There are many features of BRT that are advantageous for the problem considered here. The BRT model itself comprises a flexible regression structure with improved predictive performance effected through boosting. Boosting is an adaptive method for combining many simple models to give an improved predictive performance. In addition to the computational speed and accuracy of estimation, they can describe complex non-linearities and interactions between variables, accommodate missing data, include different types of input variables without the need for transformations or elimination of outliers, perform well in high-dimensional problems, and allow for different loss functions such as accurate identification of small areas of interest. Moreover, they can be visualised and interpreted easily, thus facilitating the translation of the analytic results to decision makers [
44]. The predictive accuracy of BRT has been investigated both theoretically [
42,
43] and in various applications [
51]. Although BRT models are complex, they can be summarized in ways that give powerful ecological insight, and their predictive performance is superior to most traditional modelling methods.

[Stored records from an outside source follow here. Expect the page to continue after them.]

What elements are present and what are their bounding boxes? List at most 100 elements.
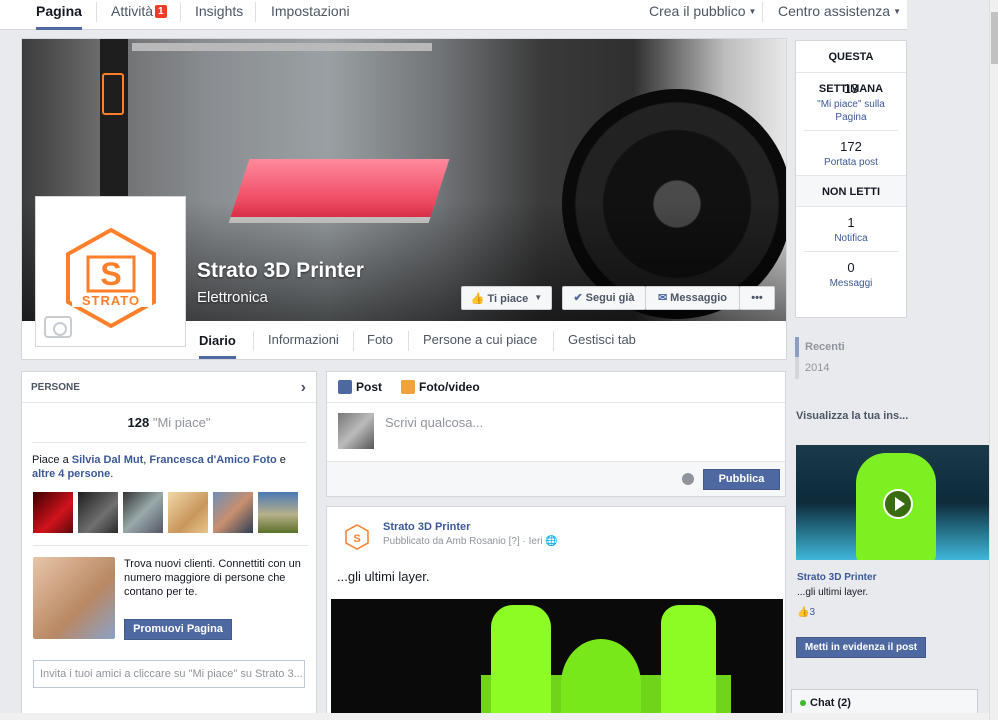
post-composer: Post Foto/video Scrivi qualcosa... Pubbl… — [326, 371, 786, 497]
pencil-icon — [338, 380, 352, 394]
horizontal-scrollbar[interactable] — [0, 713, 989, 720]
scrollbar-thumb[interactable] — [991, 12, 998, 64]
help-center-dropdown[interactable]: Centro assistenza ▼ — [778, 0, 901, 30]
stat-messages[interactable]: 0 Messaggi — [804, 252, 898, 296]
tab-informazioni[interactable]: Informazioni — [268, 321, 339, 359]
stat-value: 172 — [840, 139, 862, 154]
stat-reach[interactable]: 172 Portata post — [804, 131, 898, 175]
invite-friends-input[interactable]: Invita i tuoi amici a cliccare su "Mi pi… — [33, 660, 305, 688]
page-tabs: Diario Informazioni Foto Persone a cui p… — [186, 321, 786, 359]
vertical-scrollbar[interactable] — [989, 0, 998, 720]
avatar[interactable] — [78, 492, 118, 533]
divider — [96, 2, 97, 22]
more-button[interactable]: ••• — [739, 286, 775, 310]
tab-insights[interactable]: Insights — [195, 0, 243, 30]
tab-persone[interactable]: Persone a cui piace — [423, 321, 537, 359]
camera-icon[interactable] — [44, 316, 72, 338]
online-dot-icon — [800, 700, 806, 706]
stat-notifications[interactable]: 1 Notifica — [804, 207, 898, 252]
logo-letter: S — [100, 256, 121, 292]
logo-letter: S — [353, 533, 360, 545]
weekly-stats-panel: QUESTA SETTIMANA 13 "Mi piace" sulla Pag… — [795, 40, 907, 318]
avatar[interactable] — [168, 492, 208, 533]
publish-button[interactable]: Pubblica — [703, 469, 780, 490]
divider — [255, 2, 256, 22]
divider — [762, 2, 763, 22]
post-photo[interactable] — [331, 599, 783, 719]
friend-link[interactable]: Francesca d'Amico Foto — [149, 454, 276, 466]
status-input[interactable]: Scrivi qualcosa... — [385, 415, 483, 430]
strato-small-logo-icon — [102, 73, 124, 115]
check-icon: ✔ — [573, 292, 583, 304]
tab-photo-video[interactable]: Foto/video — [401, 372, 480, 403]
globe-icon[interactable] — [682, 473, 694, 485]
like-button[interactable]: 👍 Ti piace ▼ — [461, 286, 552, 310]
page-category[interactable]: Elettronica — [197, 289, 268, 306]
promo-image — [33, 557, 115, 639]
printed-figure-head — [561, 639, 641, 719]
stat-label: Notifica — [834, 233, 868, 244]
insights-link[interactable]: Visualizza la tua ins... — [796, 410, 908, 422]
video-post-text: ...gli ultimi layer. — [797, 587, 869, 598]
tab-pagina[interactable]: Pagina — [36, 0, 82, 30]
video-post-title[interactable]: Strato 3D Printer — [797, 572, 876, 583]
profile-picture[interactable]: S STRATO — [35, 196, 186, 347]
avatar[interactable] — [258, 492, 298, 533]
stat-label: Portata post — [824, 157, 878, 168]
page-cover-section: Strato 3D Printer Elettronica S STRATO 👍… — [21, 38, 787, 360]
divider — [553, 331, 554, 351]
timeline-recent[interactable]: Recenti — [795, 337, 907, 357]
timeline-year[interactable]: 2014 — [795, 357, 907, 379]
divider — [253, 331, 254, 351]
page-title[interactable]: Strato 3D Printer — [197, 259, 364, 283]
people-header[interactable]: PERSONE › — [22, 372, 316, 403]
avatar — [338, 413, 374, 449]
avatar[interactable] — [213, 492, 253, 533]
boost-post-button[interactable]: Metti in evidenza il post — [796, 637, 926, 658]
tab-post[interactable]: Post — [338, 372, 382, 403]
stat-label: Messaggi — [829, 278, 873, 289]
video-likes[interactable]: 👍3 — [797, 607, 815, 618]
printer-rail — [132, 43, 432, 51]
tab-attivita[interactable]: Attività 1 — [111, 0, 167, 30]
message-button[interactable]: ✉ Messaggio — [645, 286, 740, 310]
friend-link[interactable]: Silvia Dal Mut — [72, 454, 144, 466]
divider — [180, 2, 181, 22]
thumbs-up-icon: 👍 — [797, 607, 810, 618]
promo-text: Trova nuovi clienti. Connettiti con un n… — [124, 558, 301, 598]
create-audience-dropdown[interactable]: Crea il pubblico ▼ — [649, 0, 756, 30]
promote-page-button[interactable]: Promuovi Pagina — [124, 619, 232, 640]
divider — [408, 331, 409, 351]
tab-impostazioni[interactable]: Impostazioni — [271, 0, 350, 30]
stat-label: "Mi piace" sulla Pagina — [817, 99, 885, 123]
tab-foto[interactable]: Foto — [367, 321, 393, 359]
unread-title: NON LETTI — [796, 175, 906, 207]
post-text: ...gli ultimi layer. — [337, 569, 430, 584]
notification-badge: 1 — [155, 5, 167, 18]
tab-gestisci[interactable]: Gestisci tab — [568, 321, 636, 359]
friends-who-like: Piace a Silvia Dal Mut, Francesca d'Amic… — [32, 454, 286, 480]
post-author[interactable]: Strato 3D Printer — [383, 521, 470, 533]
globe-icon: 🌐 — [545, 536, 558, 547]
likes-count[interactable]: 128 "Mi piace" — [32, 403, 306, 443]
follow-button[interactable]: ✔ Segui già — [562, 286, 646, 310]
promote-section: Trova nuovi clienti. Connettiti con un n… — [33, 545, 308, 640]
timeline-post: S Strato 3D Printer Pubblicato da Amb Ro… — [326, 506, 786, 720]
others-link[interactable]: altre 4 persone — [32, 468, 110, 480]
timeline-nav: Recenti 2014 — [795, 337, 907, 379]
printed-figure-arm — [491, 605, 551, 719]
avatar[interactable] — [123, 492, 163, 533]
avatar[interactable]: S — [337, 517, 377, 557]
composer-tabs: Post Foto/video — [327, 372, 785, 403]
speech-bubble-icon: ✉ — [657, 292, 668, 304]
post-time[interactable]: Ieri — [529, 536, 543, 547]
chevron-right-icon[interactable]: › — [301, 372, 306, 403]
avatar[interactable] — [33, 492, 73, 533]
play-icon[interactable] — [883, 489, 913, 519]
thumbs-up-icon: 👍 — [470, 293, 485, 305]
week-title: QUESTA SETTIMANA — [796, 41, 906, 95]
tab-diario[interactable]: Diario — [199, 321, 236, 359]
video-thumbnail[interactable] — [796, 445, 989, 560]
stat-value: 1 — [847, 215, 855, 230]
stat-value: 0 — [847, 260, 855, 275]
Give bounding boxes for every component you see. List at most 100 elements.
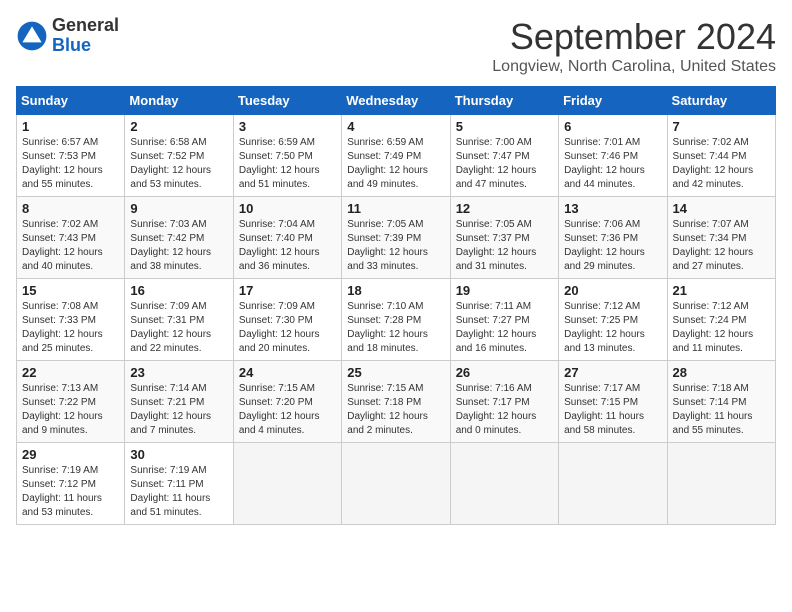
calendar-cell (450, 443, 558, 525)
calendar-cell: 24 Sunrise: 7:15 AM Sunset: 7:20 PM Dayl… (233, 361, 341, 443)
day-info: Sunrise: 6:57 AM Sunset: 7:53 PM Dayligh… (22, 136, 119, 192)
header: General Blue September 2024 Longview, No… (16, 16, 776, 76)
calendar-body: 1 Sunrise: 6:57 AM Sunset: 7:53 PM Dayli… (17, 115, 776, 525)
calendar-cell: 27 Sunrise: 7:17 AM Sunset: 7:15 PM Dayl… (559, 361, 667, 443)
calendar-week-1: 1 Sunrise: 6:57 AM Sunset: 7:53 PM Dayli… (17, 115, 776, 197)
calendar-cell: 16 Sunrise: 7:09 AM Sunset: 7:31 PM Dayl… (125, 279, 233, 361)
calendar-cell: 23 Sunrise: 7:14 AM Sunset: 7:21 PM Dayl… (125, 361, 233, 443)
day-number: 23 (130, 365, 227, 380)
day-info: Sunrise: 7:01 AM Sunset: 7:46 PM Dayligh… (564, 136, 661, 192)
day-number: 30 (130, 447, 227, 462)
day-info: Sunrise: 7:06 AM Sunset: 7:36 PM Dayligh… (564, 218, 661, 274)
day-number: 18 (347, 283, 444, 298)
calendar-cell: 30 Sunrise: 7:19 AM Sunset: 7:11 PM Dayl… (125, 443, 233, 525)
day-number: 2 (130, 119, 227, 134)
day-number: 8 (22, 201, 119, 216)
day-info: Sunrise: 7:02 AM Sunset: 7:44 PM Dayligh… (673, 136, 770, 192)
day-number: 10 (239, 201, 336, 216)
calendar-cell (233, 443, 341, 525)
day-number: 25 (347, 365, 444, 380)
header-cell-tuesday: Tuesday (233, 87, 341, 115)
calendar-cell: 29 Sunrise: 7:19 AM Sunset: 7:12 PM Dayl… (17, 443, 125, 525)
calendar-cell: 19 Sunrise: 7:11 AM Sunset: 7:27 PM Dayl… (450, 279, 558, 361)
calendar-cell: 25 Sunrise: 7:15 AM Sunset: 7:18 PM Dayl… (342, 361, 450, 443)
calendar-cell: 2 Sunrise: 6:58 AM Sunset: 7:52 PM Dayli… (125, 115, 233, 197)
day-info: Sunrise: 7:15 AM Sunset: 7:20 PM Dayligh… (239, 382, 336, 438)
day-number: 26 (456, 365, 553, 380)
calendar-cell: 4 Sunrise: 6:59 AM Sunset: 7:49 PM Dayli… (342, 115, 450, 197)
logo-icon (16, 20, 48, 52)
day-info: Sunrise: 7:11 AM Sunset: 7:27 PM Dayligh… (456, 300, 553, 356)
calendar-cell: 13 Sunrise: 7:06 AM Sunset: 7:36 PM Dayl… (559, 197, 667, 279)
day-info: Sunrise: 7:03 AM Sunset: 7:42 PM Dayligh… (130, 218, 227, 274)
day-number: 22 (22, 365, 119, 380)
day-number: 3 (239, 119, 336, 134)
day-info: Sunrise: 7:15 AM Sunset: 7:18 PM Dayligh… (347, 382, 444, 438)
calendar-cell: 8 Sunrise: 7:02 AM Sunset: 7:43 PM Dayli… (17, 197, 125, 279)
logo-general: General (52, 15, 119, 35)
calendar-cell (667, 443, 775, 525)
day-number: 17 (239, 283, 336, 298)
day-info: Sunrise: 7:00 AM Sunset: 7:47 PM Dayligh… (456, 136, 553, 192)
day-number: 21 (673, 283, 770, 298)
day-info: Sunrise: 7:13 AM Sunset: 7:22 PM Dayligh… (22, 382, 119, 438)
day-info: Sunrise: 7:12 AM Sunset: 7:24 PM Dayligh… (673, 300, 770, 356)
day-info: Sunrise: 7:09 AM Sunset: 7:31 PM Dayligh… (130, 300, 227, 356)
day-number: 29 (22, 447, 119, 462)
day-info: Sunrise: 7:02 AM Sunset: 7:43 PM Dayligh… (22, 218, 119, 274)
day-info: Sunrise: 7:10 AM Sunset: 7:28 PM Dayligh… (347, 300, 444, 356)
calendar-cell: 3 Sunrise: 6:59 AM Sunset: 7:50 PM Dayli… (233, 115, 341, 197)
header-cell-sunday: Sunday (17, 87, 125, 115)
day-number: 11 (347, 201, 444, 216)
calendar-header-row: SundayMondayTuesdayWednesdayThursdayFrid… (17, 87, 776, 115)
day-number: 9 (130, 201, 227, 216)
logo: General Blue (16, 16, 119, 56)
calendar-cell: 9 Sunrise: 7:03 AM Sunset: 7:42 PM Dayli… (125, 197, 233, 279)
day-info: Sunrise: 7:19 AM Sunset: 7:11 PM Dayligh… (130, 464, 227, 520)
day-info: Sunrise: 7:07 AM Sunset: 7:34 PM Dayligh… (673, 218, 770, 274)
day-number: 1 (22, 119, 119, 134)
day-info: Sunrise: 7:18 AM Sunset: 7:14 PM Dayligh… (673, 382, 770, 438)
day-number: 24 (239, 365, 336, 380)
day-number: 28 (673, 365, 770, 380)
day-number: 7 (673, 119, 770, 134)
day-number: 4 (347, 119, 444, 134)
calendar-week-2: 8 Sunrise: 7:02 AM Sunset: 7:43 PM Dayli… (17, 197, 776, 279)
calendar-cell: 11 Sunrise: 7:05 AM Sunset: 7:39 PM Dayl… (342, 197, 450, 279)
day-info: Sunrise: 7:05 AM Sunset: 7:39 PM Dayligh… (347, 218, 444, 274)
header-cell-thursday: Thursday (450, 87, 558, 115)
day-info: Sunrise: 7:14 AM Sunset: 7:21 PM Dayligh… (130, 382, 227, 438)
day-info: Sunrise: 6:59 AM Sunset: 7:50 PM Dayligh… (239, 136, 336, 192)
day-number: 20 (564, 283, 661, 298)
day-info: Sunrise: 7:09 AM Sunset: 7:30 PM Dayligh… (239, 300, 336, 356)
header-cell-friday: Friday (559, 87, 667, 115)
calendar-table: SundayMondayTuesdayWednesdayThursdayFrid… (16, 86, 776, 525)
day-info: Sunrise: 7:05 AM Sunset: 7:37 PM Dayligh… (456, 218, 553, 274)
calendar-cell: 22 Sunrise: 7:13 AM Sunset: 7:22 PM Dayl… (17, 361, 125, 443)
day-info: Sunrise: 7:08 AM Sunset: 7:33 PM Dayligh… (22, 300, 119, 356)
calendar-cell (559, 443, 667, 525)
calendar-cell: 17 Sunrise: 7:09 AM Sunset: 7:30 PM Dayl… (233, 279, 341, 361)
day-number: 14 (673, 201, 770, 216)
day-number: 6 (564, 119, 661, 134)
calendar-week-5: 29 Sunrise: 7:19 AM Sunset: 7:12 PM Dayl… (17, 443, 776, 525)
day-info: Sunrise: 7:19 AM Sunset: 7:12 PM Dayligh… (22, 464, 119, 520)
calendar-cell: 6 Sunrise: 7:01 AM Sunset: 7:46 PM Dayli… (559, 115, 667, 197)
logo-blue: Blue (52, 35, 91, 55)
day-number: 15 (22, 283, 119, 298)
day-info: Sunrise: 7:16 AM Sunset: 7:17 PM Dayligh… (456, 382, 553, 438)
calendar-cell: 26 Sunrise: 7:16 AM Sunset: 7:17 PM Dayl… (450, 361, 558, 443)
day-number: 16 (130, 283, 227, 298)
calendar-week-4: 22 Sunrise: 7:13 AM Sunset: 7:22 PM Dayl… (17, 361, 776, 443)
month-title: September 2024 (492, 16, 776, 58)
header-cell-monday: Monday (125, 87, 233, 115)
calendar-cell (342, 443, 450, 525)
calendar-cell: 14 Sunrise: 7:07 AM Sunset: 7:34 PM Dayl… (667, 197, 775, 279)
calendar-cell: 21 Sunrise: 7:12 AM Sunset: 7:24 PM Dayl… (667, 279, 775, 361)
calendar-cell: 28 Sunrise: 7:18 AM Sunset: 7:14 PM Dayl… (667, 361, 775, 443)
header-cell-saturday: Saturday (667, 87, 775, 115)
day-info: Sunrise: 7:12 AM Sunset: 7:25 PM Dayligh… (564, 300, 661, 356)
day-number: 12 (456, 201, 553, 216)
day-number: 27 (564, 365, 661, 380)
calendar-cell: 5 Sunrise: 7:00 AM Sunset: 7:47 PM Dayli… (450, 115, 558, 197)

To sum up, BRT is a very flexible, statistical and hierarchical machine learning approach that can be used in various remote sensing aspects. In a study by Kotta [
52] the author combined hyperspectral remote sensing and BRT to test their ability to predict macrophyte and invertebrate species cover in the optically complex seawater of the Baltic Sea and concluded that there is a strong potential for BRT in modelling aquatic species. Further, Jafari et al. [
5] evaluated the suitability and performance of BRT for soil mapping using a limited point dataset in an arid region of Iran. The performance was tested in two scenarios: (i) using only the DEM and remote sensing covariates and (ii) additionally using the geomorphology map. Results showed that the geomorphology map contributed importantly to the prediction accuracy. In addition, Colin et al. [
50] combined a collection of GIS shapefiles, remotely sensed imagery, and aggregated and interpolated spatio-temporal information to one input file that resulted in a structured but noisy input file, showing inconsistencies and redundancies. It was shown that BRT can process different data granularities, heterogeneous data and missingness. A comparison with two similar regression models (Random Forests and Least Absolute Shrinkage and Selection Operator, LASSO) showed that BRT outperforms these in this instance. Last but not least, Pittman [
53] investigated coral reef ecosystems that are topographically complex environments and possess structural heterogeneity that influences the distribution, abundance and behaviour of marine organisms. They used BRT and LIDAR data that provided high resolution digital bathymetry from which the topographic complexity was quantified at seven spatial resolutions of 4, 15, 25, 50, 100, 200 and 300 m [
53]. They concluded that the combination of BRT and LIDAR has a great utility in the future development of benthic habitat maps and faunal distribution maps to support ecosystem-based management and marine spatial planning.